Y2K issues among NATO countries are further complicated by the fact that power grids cross national boundaries. Germany, for example, gets 30 percent of its natural gas from Russia. "So if we don't know for certain that Russia's systems are Y2K compliant, it's hard for us to determine whether Germany is going to receive its needed supply," she said.
Although the finance industry is graded by some experts as the one most ready for Y2K, Hynes said even it is being looked at with great scrutiny in Europe.
"Someone made a joke at a NATO Y2K update about pay and finance, saying you're not going to stop a war because of a pay problem. Quite frankly, yes, you can," Hynes related. "If you look at SFOR and KFOR, everything that can be contracted out has been. The contractors aren't going to supply you for free. So yes, the money has to show up."
Throughout the rest of this year, the NATO Y2K effort will be on obtaining accurate, up-to-date information about the Y2K status of the individual NATO member nations.
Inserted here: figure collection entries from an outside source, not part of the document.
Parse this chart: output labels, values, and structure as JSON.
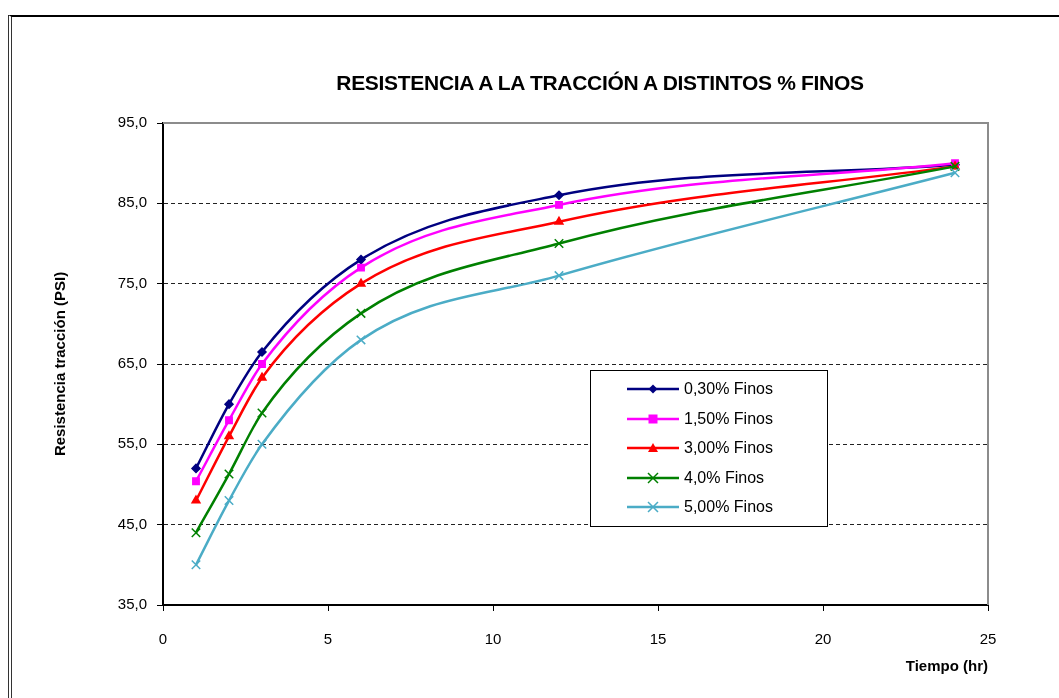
{
  "chart_data": {
    "type": "line",
    "title": "RESISTENCIA A LA TRACCIÓN A DISTINTOS % FINOS",
    "xlabel": "Tiempo (hr)",
    "ylabel": "Resistencia tracción (PSI)",
    "x": [
      1,
      2,
      3,
      6,
      12,
      24
    ],
    "xlim": [
      0,
      25
    ],
    "xticks": [
      0,
      5,
      10,
      15,
      20,
      25
    ],
    "ylim": [
      35,
      95
    ],
    "yticks": [
      {
        "value": 35,
        "label": "35,0"
      },
      {
        "value": 45,
        "label": "45,0"
      },
      {
        "value": 55,
        "label": "55,0"
      },
      {
        "value": 65,
        "label": "65,0"
      },
      {
        "value": 75,
        "label": "75,0"
      },
      {
        "value": 85,
        "label": "85,0"
      },
      {
        "value": 95,
        "label": "95,0"
      }
    ],
    "grid": "y",
    "legend": "bottom right",
    "series": [
      {
        "name": "0,30% Finos",
        "color": "#000080",
        "marker": "diamond",
        "values": [
          52.0,
          60.0,
          66.5,
          78.0,
          86.0,
          89.8
        ]
      },
      {
        "name": "1,50% Finos",
        "color": "#ff00ff",
        "marker": "square",
        "values": [
          50.4,
          58.0,
          65.0,
          77.0,
          84.8,
          90.0
        ]
      },
      {
        "name": "3,00% Finos",
        "color": "#ff0000",
        "marker": "triangle",
        "values": [
          48.0,
          56.0,
          63.3,
          75.0,
          82.7,
          89.6
        ]
      },
      {
        "name": "4,0% Finos",
        "color": "#008000",
        "marker": "cross",
        "values": [
          44.0,
          51.3,
          58.9,
          71.3,
          80.0,
          89.6
        ]
      },
      {
        "name": "5,00% Finos",
        "color": "#4bacc6",
        "marker": "cross",
        "values": [
          40.0,
          48.0,
          55.0,
          68.0,
          76.0,
          88.8
        ]
      }
    ]
  }
}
As Hynes quickly pointed out, if Y2K efforts are not already well under way, it's getting too late to start testing systems and then fixing or replacing them.
"We're not looking for guarantees that things will work," she said. "We're looking for the best information available so we can plan accordingly." And Hynes is confident the processes now in place throughout NATO and SHAPE will provide the information needed for U.S. forces to carry out all missions and contingency plans.
Whether NATO will be ready for Y2K is really a three-part question, Hynes said. Part 1 is, "Will the United States be able to execute its part of the NATO mission?" "The answer to that is an unequivocal yes," she said.
The second part is, "Will the remaining 18 member nations be able to play their parts in supporting the NATO mission?" Hynes is less firm here, but she is optimistic most major repairs and contingency plans will be in place before the end of the year.
The third part is, "Can SHAPE continue to execute its missions in Bosnia, the Balkans and elsewhere?" "My answer is yes," Hynes said. "SHAPE will be able to do that because its Y2K program management office is working hard not only to get the best information available, but to develop contingency plans to handle any Y2K problems that might arise. They've taken charge and are moving forward."